Both variables were plotted in logarithmic scales showing a positive linear relationship. Log-log relationships happen when strong variations in one variable causes strong variations in the other.
# log-log plot
# one of them correlates with price.
plt.figure(figsize = [8, 5])
plt.scatter(data = trip_data3.sample(1000, random_state = 4), x = 'duration_min', y = 'trip_length', alpha = 1/5);
plt.xscale('log')
tick_locsx = [1, 2, 4, 8, 16, 32, 64, 128, 256]
plt.xticks(tick_locsx, tick_locsx)
plt.yscale('log')
tick_locs = [0.1, 0.3, 1, 3, 10, 20]
plt.yticks(tick_locs, tick_locs);
plt.xlabel('Duration (minutes)');
plt.ylabel("Trip's length (km)");
plt.title("Trip's length (log scale) vs. duration (log scale)");
At first, plotting the type of customer along with durations and lengths showed that subscribed users were less scattered than customers, in spite of being the majority. Subscribers went on longer trips whereas customers had a strong presence in trips that lasted around 30 minutes regardless of the length covered.

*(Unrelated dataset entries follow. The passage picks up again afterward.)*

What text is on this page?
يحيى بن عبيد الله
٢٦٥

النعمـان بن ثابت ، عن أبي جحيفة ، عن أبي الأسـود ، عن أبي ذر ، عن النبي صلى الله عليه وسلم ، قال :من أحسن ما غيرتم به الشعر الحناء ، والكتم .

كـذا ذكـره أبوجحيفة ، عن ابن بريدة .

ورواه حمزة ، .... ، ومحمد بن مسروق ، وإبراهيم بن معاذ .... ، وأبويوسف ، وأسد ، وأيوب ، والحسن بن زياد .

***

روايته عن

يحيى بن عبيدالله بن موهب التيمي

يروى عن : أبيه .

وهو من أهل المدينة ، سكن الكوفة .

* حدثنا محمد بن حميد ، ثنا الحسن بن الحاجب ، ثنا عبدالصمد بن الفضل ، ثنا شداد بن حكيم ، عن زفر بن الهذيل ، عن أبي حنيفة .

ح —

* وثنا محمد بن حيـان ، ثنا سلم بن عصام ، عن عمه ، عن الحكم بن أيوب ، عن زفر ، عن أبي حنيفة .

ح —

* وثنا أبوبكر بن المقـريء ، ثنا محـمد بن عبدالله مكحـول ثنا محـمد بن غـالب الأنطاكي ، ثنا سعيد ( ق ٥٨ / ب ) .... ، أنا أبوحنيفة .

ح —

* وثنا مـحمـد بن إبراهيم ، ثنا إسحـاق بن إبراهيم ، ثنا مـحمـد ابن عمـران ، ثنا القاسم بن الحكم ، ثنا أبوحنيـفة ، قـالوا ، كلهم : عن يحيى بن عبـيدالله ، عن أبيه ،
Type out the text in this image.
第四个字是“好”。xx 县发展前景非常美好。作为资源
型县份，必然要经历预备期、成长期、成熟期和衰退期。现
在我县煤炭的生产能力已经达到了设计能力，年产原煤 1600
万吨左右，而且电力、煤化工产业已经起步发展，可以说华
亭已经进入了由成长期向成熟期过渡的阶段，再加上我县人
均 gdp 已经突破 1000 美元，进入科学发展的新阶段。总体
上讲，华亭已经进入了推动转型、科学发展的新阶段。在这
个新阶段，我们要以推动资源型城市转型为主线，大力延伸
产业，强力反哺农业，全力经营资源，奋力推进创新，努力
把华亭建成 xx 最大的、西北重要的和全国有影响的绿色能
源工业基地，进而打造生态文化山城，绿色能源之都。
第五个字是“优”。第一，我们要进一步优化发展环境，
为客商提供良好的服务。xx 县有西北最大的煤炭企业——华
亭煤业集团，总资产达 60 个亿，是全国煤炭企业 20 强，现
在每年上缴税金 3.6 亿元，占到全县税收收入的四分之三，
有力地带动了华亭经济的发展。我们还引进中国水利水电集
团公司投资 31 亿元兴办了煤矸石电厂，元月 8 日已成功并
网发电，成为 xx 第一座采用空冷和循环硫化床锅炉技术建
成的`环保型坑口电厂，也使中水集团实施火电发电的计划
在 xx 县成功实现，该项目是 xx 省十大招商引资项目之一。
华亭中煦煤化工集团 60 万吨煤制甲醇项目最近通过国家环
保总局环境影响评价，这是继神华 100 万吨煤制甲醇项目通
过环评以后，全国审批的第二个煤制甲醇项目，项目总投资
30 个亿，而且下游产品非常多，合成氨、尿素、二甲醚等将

# plot two numerical plus one categorical
g = sb.FacetGrid(data = trip_data3.sample(1000, random_state = 4), hue = 'user_type', height= 4.5)
g.map(plt.scatter, 'duration_min', 'trip_length')
g.add_legend(title = 'User type');
plt.xscale('log')
tick_locsx = [1, 2, 4, 8, 16, 32, 64, 128, 256]
plt.xticks(tick_locsx, tick_locsx)
plt.yscale('log')
tick_locs = [0.1, 0.3, 1, 3, 10, 20]
plt.yticks(tick_locs, tick_locs);
plt.xlabel('Duration (minutes)');
plt.ylabel("Trip's length (km)");
plt.title("Length vs Duration (log scales) by type of user");
After plotting each type of customer in the short and medium trips it showed that indeed, subscribers described a more consistent distribution whereas customers had more variability. Their differences were distinctive for each kind of trip.
# plot two numerical plus one categorical
g = sb.FacetGrid(data = short_trips.sample(1000, random_state = 4), hue = 'user_type', height= 4.5)
g.map(plt.scatter, 'duration_min', 'trip_length')
g.add_legend(title = 'User type');
plt.xlabel('Duration (minutes)');
plt.ylabel("Trip's length (km)");
plt.title("Length vs Duration (log scales) by type of user - Shorter trips");
# plot two numerical plus one categorical
g = sb.FacetGrid(data = medium_trips.sample(1000, random_state = 4), hue = 'user_type', height= 4.5)
g.map(plt.scatter, 'duration_min', 'trip_length')
g.add_legend(title = 'User type');
plt.xlabel('Duration (minutes)');
plt.ylabel("Trip's length (km)");
plt.title("Length vs Duration (log scales) by type of user - Longer trips");
Both users are more scattered in medium trips.
# create faceted heat maps on levels of the cut variable
g = sb.FacetGrid(data = trip_data3.sample(1000, random_state = 4), col = 'user_type', height = 4.5)
g.map(plt.scatter, 'log_duration_min', 'log_length', color = 'red');
g.fig.suptitle('Duration vs Length by type of user', y = 1.08)
g.axes[0,0].set_title('Users = Subscribers')
g.axes[0,1].set_title('Users = Customers')
g.axes[0,0].set_ylabel('Length (km)')
g.axes[0,0].set_xlabel('Duration (Minutes)');
g.axes[0,1].set_xlabel('Duration (Minutes)');
This plot shows how different distributions subscribers and customers have.